Le livre des perles, par Salomon Ibn Gabirol
Une recension de Jean-Pierre Allali
Né en 1021, au sein d'une famille originaire de Cordoue, Salomon Ibn Gabirol, en arabe Abu Ayyub Sulaiman Ibn Yahia Ibn Jabirul, fut l'un des plus grands érudits juifs du Moyen Âge.
Les parents du petit Salomon, après avoir vécu à Malaga, rejoignirent Saragosse. Quand le père de Salomon disparaît, le futur poète et théologien est très jeune. Ce sont les dirigeants de la communauté qui le prennent en charge. Salomon, attiré par les études, s'intéresse à la Bible et au Talmud, à l'hébreu et à l'arabe, à la philosophie et à la logique et même à l'astronomie. Mais ce qui le passionne plus que tout, c'est la poésie. Atteint d'une dermatose aiguë, il sera accueilli par Ibn Janna, médecin et linguiste, qui le soignera bien que Gabirol ait un mauvais caractère, irascible, emporté et misanthrope. Plus tard, il réussit à se mettre sous la protection d'un riche dignitaire juif de la cour de Saragosse, Yékutiel ben Yitshak ibn Hassan. Malheureusement, en 1039, accusé à tort à la suite d'une tentative de coup d'État, ibn Hassan est condamné à mort et exécuté. Gabirol a 19 ans et est livré à lui-même. Ce véritable surdoué tient le coup et va, au fil des ans, produire une œuvre de qualité. En témoigne, entre autres, son Tikkun Midot ha-Nefesh ( en arabe Islah al-Akhlak), le Livre de la correction des mœurs. Parmi les poèmes les plus populaires dus à Ibn Gabirol, le fameux Lekha Dodi qui a traversé les siècles et que l'on continue d'entonner de nos jours lors des fêtes et du shabbat. Après avoir vécu à Grenade sous la protection de Samuel Ha Naguid, Salomon Ibn Gabirol s'est éteint à Valence vers 1056.

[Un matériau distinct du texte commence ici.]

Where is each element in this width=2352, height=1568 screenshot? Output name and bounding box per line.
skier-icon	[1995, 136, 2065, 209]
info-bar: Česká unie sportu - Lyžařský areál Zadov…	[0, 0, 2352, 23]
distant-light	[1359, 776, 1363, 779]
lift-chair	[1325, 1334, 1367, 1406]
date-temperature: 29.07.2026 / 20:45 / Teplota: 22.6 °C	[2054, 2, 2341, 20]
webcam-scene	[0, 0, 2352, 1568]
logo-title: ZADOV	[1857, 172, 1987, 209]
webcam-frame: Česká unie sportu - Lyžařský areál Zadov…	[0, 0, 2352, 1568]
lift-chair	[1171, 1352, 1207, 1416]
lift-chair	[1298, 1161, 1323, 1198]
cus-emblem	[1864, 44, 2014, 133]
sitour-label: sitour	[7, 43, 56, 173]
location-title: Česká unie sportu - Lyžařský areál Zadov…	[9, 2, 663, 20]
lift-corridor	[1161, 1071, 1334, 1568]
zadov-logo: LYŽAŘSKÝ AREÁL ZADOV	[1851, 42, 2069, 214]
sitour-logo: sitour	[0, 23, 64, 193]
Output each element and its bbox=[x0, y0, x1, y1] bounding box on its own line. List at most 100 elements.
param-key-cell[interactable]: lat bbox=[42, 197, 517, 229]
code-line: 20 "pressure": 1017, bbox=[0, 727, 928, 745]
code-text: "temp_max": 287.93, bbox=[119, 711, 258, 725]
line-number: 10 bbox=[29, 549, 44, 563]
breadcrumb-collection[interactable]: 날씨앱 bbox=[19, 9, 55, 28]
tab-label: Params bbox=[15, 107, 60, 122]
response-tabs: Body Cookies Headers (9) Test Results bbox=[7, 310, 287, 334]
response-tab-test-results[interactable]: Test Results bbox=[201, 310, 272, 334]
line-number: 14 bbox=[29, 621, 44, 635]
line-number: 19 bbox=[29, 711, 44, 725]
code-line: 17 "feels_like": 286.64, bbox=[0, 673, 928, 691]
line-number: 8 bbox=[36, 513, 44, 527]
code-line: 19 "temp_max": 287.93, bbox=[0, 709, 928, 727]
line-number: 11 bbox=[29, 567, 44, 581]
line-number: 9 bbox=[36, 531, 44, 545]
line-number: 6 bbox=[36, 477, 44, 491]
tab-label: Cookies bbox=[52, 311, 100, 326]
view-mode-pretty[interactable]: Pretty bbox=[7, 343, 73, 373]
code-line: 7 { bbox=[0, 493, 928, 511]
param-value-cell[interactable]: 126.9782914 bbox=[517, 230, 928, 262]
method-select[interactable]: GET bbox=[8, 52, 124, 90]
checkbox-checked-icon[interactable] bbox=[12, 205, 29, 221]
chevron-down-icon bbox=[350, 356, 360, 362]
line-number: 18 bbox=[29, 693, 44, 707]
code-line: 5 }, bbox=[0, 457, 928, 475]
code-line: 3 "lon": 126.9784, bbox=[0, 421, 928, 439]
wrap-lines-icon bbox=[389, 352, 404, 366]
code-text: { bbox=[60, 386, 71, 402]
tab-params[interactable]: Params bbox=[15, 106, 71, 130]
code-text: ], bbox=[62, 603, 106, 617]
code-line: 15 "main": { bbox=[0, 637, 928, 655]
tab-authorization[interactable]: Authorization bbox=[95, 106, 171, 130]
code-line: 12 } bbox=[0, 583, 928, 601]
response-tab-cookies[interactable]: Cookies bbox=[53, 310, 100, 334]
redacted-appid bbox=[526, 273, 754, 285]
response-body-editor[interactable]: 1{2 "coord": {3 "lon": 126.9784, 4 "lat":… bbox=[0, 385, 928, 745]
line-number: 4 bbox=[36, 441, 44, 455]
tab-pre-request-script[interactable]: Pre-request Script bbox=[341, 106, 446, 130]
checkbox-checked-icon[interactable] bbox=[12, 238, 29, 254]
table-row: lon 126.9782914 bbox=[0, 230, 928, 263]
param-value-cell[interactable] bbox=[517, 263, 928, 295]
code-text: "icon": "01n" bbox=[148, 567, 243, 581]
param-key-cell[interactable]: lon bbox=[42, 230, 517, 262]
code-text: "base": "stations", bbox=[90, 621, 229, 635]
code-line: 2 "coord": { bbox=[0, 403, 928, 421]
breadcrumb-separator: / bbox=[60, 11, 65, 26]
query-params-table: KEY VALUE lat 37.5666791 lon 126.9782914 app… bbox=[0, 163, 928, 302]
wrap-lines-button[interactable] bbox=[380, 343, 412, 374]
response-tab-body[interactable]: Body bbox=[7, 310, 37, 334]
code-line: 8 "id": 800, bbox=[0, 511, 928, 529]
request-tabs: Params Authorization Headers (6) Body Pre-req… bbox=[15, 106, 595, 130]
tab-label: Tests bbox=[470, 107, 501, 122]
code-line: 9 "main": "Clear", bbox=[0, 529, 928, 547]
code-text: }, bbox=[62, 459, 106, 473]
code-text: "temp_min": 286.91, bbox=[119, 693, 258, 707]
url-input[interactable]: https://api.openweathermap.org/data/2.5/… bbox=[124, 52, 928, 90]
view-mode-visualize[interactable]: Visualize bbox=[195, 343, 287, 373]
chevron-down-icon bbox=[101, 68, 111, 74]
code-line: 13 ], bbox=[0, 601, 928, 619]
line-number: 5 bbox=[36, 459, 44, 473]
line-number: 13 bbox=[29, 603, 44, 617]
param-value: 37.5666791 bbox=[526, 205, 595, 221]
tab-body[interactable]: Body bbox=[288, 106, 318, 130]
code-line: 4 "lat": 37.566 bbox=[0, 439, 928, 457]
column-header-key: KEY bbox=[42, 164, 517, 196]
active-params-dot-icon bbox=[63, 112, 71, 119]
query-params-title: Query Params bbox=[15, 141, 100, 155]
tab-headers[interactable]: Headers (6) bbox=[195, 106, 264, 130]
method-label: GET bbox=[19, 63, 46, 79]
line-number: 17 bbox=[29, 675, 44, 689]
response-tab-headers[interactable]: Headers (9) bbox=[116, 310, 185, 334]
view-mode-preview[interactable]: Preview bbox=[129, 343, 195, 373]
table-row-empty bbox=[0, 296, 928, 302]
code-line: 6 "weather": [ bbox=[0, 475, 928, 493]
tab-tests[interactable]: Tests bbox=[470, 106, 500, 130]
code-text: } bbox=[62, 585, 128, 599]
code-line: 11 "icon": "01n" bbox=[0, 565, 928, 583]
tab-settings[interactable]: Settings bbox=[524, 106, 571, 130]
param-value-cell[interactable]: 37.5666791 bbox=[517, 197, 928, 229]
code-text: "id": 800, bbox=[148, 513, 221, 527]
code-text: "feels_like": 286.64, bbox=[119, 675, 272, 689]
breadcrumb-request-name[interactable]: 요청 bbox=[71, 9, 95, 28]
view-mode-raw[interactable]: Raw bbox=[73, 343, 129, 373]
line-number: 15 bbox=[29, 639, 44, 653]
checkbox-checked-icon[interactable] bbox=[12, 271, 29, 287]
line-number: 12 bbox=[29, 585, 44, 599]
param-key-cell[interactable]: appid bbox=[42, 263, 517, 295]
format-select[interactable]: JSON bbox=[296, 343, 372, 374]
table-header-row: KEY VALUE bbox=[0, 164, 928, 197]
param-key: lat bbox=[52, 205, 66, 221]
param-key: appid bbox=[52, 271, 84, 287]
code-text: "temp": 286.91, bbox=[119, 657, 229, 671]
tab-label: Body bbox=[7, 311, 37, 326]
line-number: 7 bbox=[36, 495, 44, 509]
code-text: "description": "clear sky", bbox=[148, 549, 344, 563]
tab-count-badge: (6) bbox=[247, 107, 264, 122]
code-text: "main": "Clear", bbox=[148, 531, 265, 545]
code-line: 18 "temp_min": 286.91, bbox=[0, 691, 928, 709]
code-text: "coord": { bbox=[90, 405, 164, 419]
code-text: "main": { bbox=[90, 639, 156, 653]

Le Livre des Perles (Sefer Mivhar ha-Peninim, en arabe Mukhtar al-Jawahir) se présente comme un recueil de dictons, d'adages et d'aphorismes. Ces pensées où l'on retrouve bien des lieux communs à la sagesse populaire du monde sont regroupées en 64 thèmes : « Sur l'amabilité », « Sur le pardon », « Sur la honte », « Sur l'amitié », « Sur la fidélité », « Sur la misère », « Sur la haine », « Sur le ridicule »...
Quelques exemples parmi les centaines qui nous sont proposés: « La honte et la foi sont tant liées que la disparition de l'une entraîne celle de l'autre », « Ne discute pas avec qui t'interrompt par manque de politesse », « Ne sers pas tes plats à qui n'aime pas tes salades : ne tiens pas tes propos à qui n'en est pas intéressé », « Toute amitié présente de l'intérêt à l'exception de celle de l'imbécile à laquelle l'on ne gagne rien », « Le sage dit : 'La plus docile des bêtes a besoin de brouter, la plus chaste des femmes d'un mari et la plus intelligente des personnes de conseils' », « Le trou d'une aiguille n'est pas trop étroit pour deux amants alors que le monde entier n'est pas assez vaste pour deux ennemis », « Une mauvaise femme est comparable à la louve qui change de pelage sans changer de nature », « Retiens ta langue, comme tu retiens ton argent », « Celui qui sollicite un avare pêche du poisson dans un désert » ou encore, plus étonnant : « Celui qui allie le service religieux à l'étude n'a ni gros cou ni corps gras »
Divertissant. À découvrir
(*) Éditions Avant-Propos, 2014.Traduit de l'hébreu par Dan Scher. Introduction par Dan Scher. 176 pages. 17,95 euros.